GRACESHIP adores My Fitness Pal for our nutrition tracking needs. I use it daily to make sure I’m achieving the macros I want. “Macros” or macronutrients are carbohydrates, protein, and fat. I do make sure I’m not continually eating a very high amount of calories so I can maintain a steady weight, but I mainly make sure I’m getting enough protein, healthy fat, and complex carbohydrates to support the achievement of my fitness goals. I work out very regularly at a high intensity level, so it’s especially important for me to make sure I’m fueling my body in a way that supports my fitness and health.
It’s more important to make sure your calories are coming from food that is nutritionally complex, whole, and pure- food that supports health- rather than stressing whether you can fit another bag of chips into your daily calorie allowance!
MyFitnessPal integrates automatically with many other mobile apps. My favorite is RunKeeper, which tracks many different kinds of physical activity and estimates the amount of calories you have burned during that exercise according to your height, weight, and gender. I stick my iPhone in an armband while I run, turn on RunKeeper, and when I am finished my data gets sent straight to MyFitnessPal!
3. Make healthy eating a lifestyle.
There are tons of fad “diets” out there, but the best thing you can do to achieve long-term success is to make permanent changes to your habits. Choose foods that are recognizable, fresh, and contain only ingredients that you can pronounce. Avoid overconsumption of sugar and unhealthy fats, and make sure your carbohydrates are complex. Don’t be afraid of carbohydrates or fat, either! Just educate yourself about which kinds are healthiest for you. I love avocado and coconut oil for healthy fats; and quinoa, buckwheat, and brown rice for complex carbs.
Naturally, those large family holiday meals are unlikely to be full of healthy choices- and that’s okay. Just be sure to keep smart portion sizes in mind, and limit your trips back to the table. Binging on unhealthy food will likely make you feel bloated, tired, or nauseous if you overdo it, so enjoy your cheat meal- but keep it moderate!
4. Stay on track with your fitness goals during the holidays.
Now that you’re aware of what your eating and its impact on your health, how can you achieve your exercise goals?
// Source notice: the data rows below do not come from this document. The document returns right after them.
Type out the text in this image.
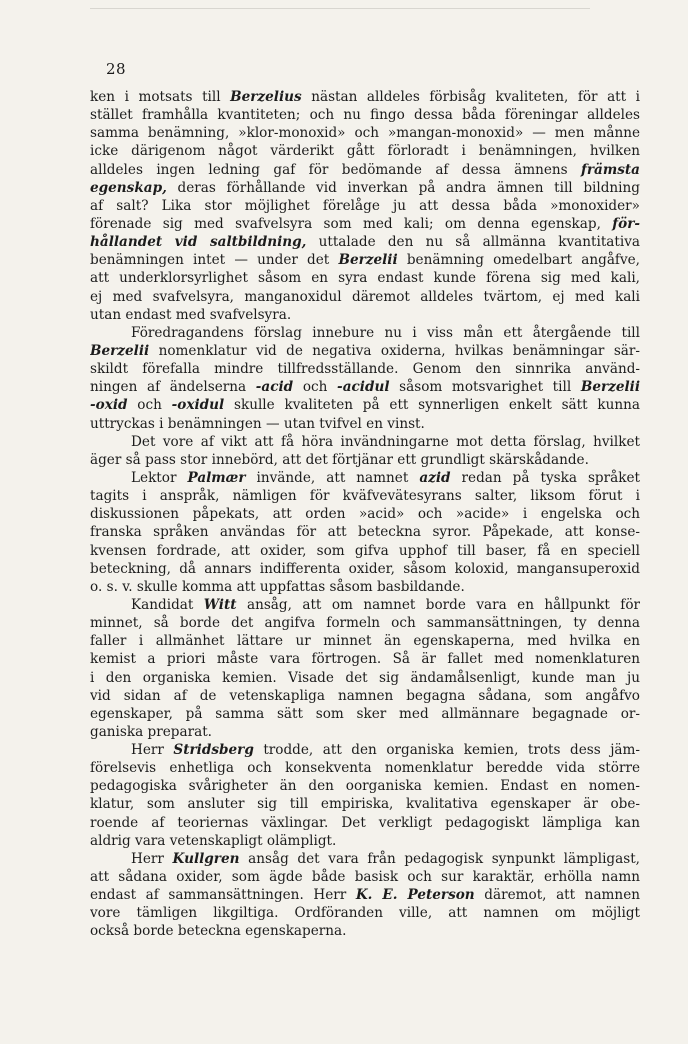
28
ken i motsats till Berzelius nästan alldeles förbisåg kvaliteten, för att i
stället framhålla kvantiteten; och nu fingo dessa båda föreningar alldeles
samma benämning, »klor-monoxid» och »mangan-monoxid» — men månne
icke därigenom något värderikt gått förloradt i benämningen, hvilken
alldeles ingen ledning gaf för bedömande af dessa ämnens främsta
egenskap, deras förhållande vid inverkan på andra ämnen till bildning
af salt? Lika stor möjlighet förelåge ju att dessa båda »monoxider»
förenade sig med svafvelsyra som med kali; om denna egenskap, för-
hållandet vid saltbildning, uttalade den nu så allmänna kvantitativa
benämningen intet — under det Berzelii benämning omedelbart angåfve,
att underklorsyrlighet såsom en syra endast kunde förena sig med kali,
ej med svafvelsyra, manganoxidul däremot alldeles tvärtom, ej med kali
utan endast med svafvelsyra.
Föredragandens förslag innebure nu i viss mån ett återgående till
Berzelii nomenklatur vid de negativa oxiderna, hvilkas benämningar sär-
skildt förefalla mindre tillfredsställande. Genom den sinnrika använd-
ningen af ändelserna -acid och -acidul såsom motsvarighet till Berzelii
-oxid och -oxidul skulle kvaliteten på ett synnerligen enkelt sätt kunna
uttryckas i benämningen — utan tvifvel en vinst.
Det vore af vikt att få höra invändningarne mot detta förslag, hvilket
äger så pass stor innebörd, att det förtjänar ett grundligt skärskådande.
Lektor Palmær invände, att namnet azid redan på tyska språket
tagits i anspråk, nämligen för kväfvevätesyrans salter, liksom förut i
diskussionen påpekats, att orden »acid» och »acide» i engelska och
franska språken användas för att beteckna syror. Påpekade, att konse-
kvensen fordrade, att oxider, som gifva upphof till baser, få en speciell
beteckning, då annars indifferenta oxider, såsom koloxid, mangansuperoxid
o. s. v. skulle komma att uppfattas såsom basbildande.
Kandidat Witt ansåg, att om namnet borde vara en hållpunkt för
minnet, så borde det angifva formeln och sammansättningen, ty denna
faller i allmänhet lättare ur minnet än egenskaperna, med hvilka en
kemist a priori måste vara förtrogen. Så är fallet med nomenklaturen
i den organiska kemien. Visade det sig ändamålsenligt, kunde man ju
vid sidan af de vetenskapliga namnen begagna sådana, som angåfvo
egenskaper, på samma sätt som sker med allmännare begagnade or-
ganiska preparat.
Herr Stridsberg trodde, att den organiska kemien, trots dess jäm-
förelsevis enhetliga och konsekventa nomenklatur beredde vida större
pedagogiska svårigheter än den oorganiska kemien. Endast en nomen-
klatur, som ansluter sig till empiriska, kvalitativa egenskaper är obe-
roende af teoriernas växlingar. Det verkligt pedagogiskt lämpliga kan
aldrig vara vetenskapligt olämpligt.
Herr Kullgren ansåg det vara från pedagogisk synpunkt lämpligast,
att sådana oxider, som ägde både basisk och sur karaktär, erhölla namn
endast af sammansättningen. Herr K. E. Peterson däremot, att namnen
vore tämligen likgiltiga. Ordföranden ville, att namnen om möjligt
också borde beteckna egenskaperna.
Your schedule might be thrown off due to travel or having guests in town, and it’s easy to make excuses when it comes to making time to get your exercise in.
My favorite solution to this issue is a free website called Fitness Blender! They offer a huge amount and variety of exercise videos- everything from weight training to HIIT (high intensity interval training) to kickboxing to yoga! Did I mention that it’s free? Daniel and Kelli, the owners and stars of the videos, are friendly and super motivational! They really help you push through difficult exercises, and learn new ones as well. This is a great solution when you can’t make time to get to the gym- there are no excuses if you can do it at home! Fitness Blender offers videos from ranging in length from 5 minutes to over an hour, so they will definitely have something that you can squeeze into your schedule.
5. Plan your workouts in advance while traveling.
If you enjoy a certain exercise or type of studio, such as CrossFit or Bikram yoga, find a location that you can attend while you’re out of town. If you’re traveling to somewhere that doesn’t offer much in the way of gyms or studios, go outside! Sometimes there’s nothing better than running or hiking outside and enjoying nature.
With these tips and tricks in your arsenal, you should be ready to attack the challenges that the holiday season brings without stress! Enjoy the delicious food and time with family, and enjoy that cheat meal!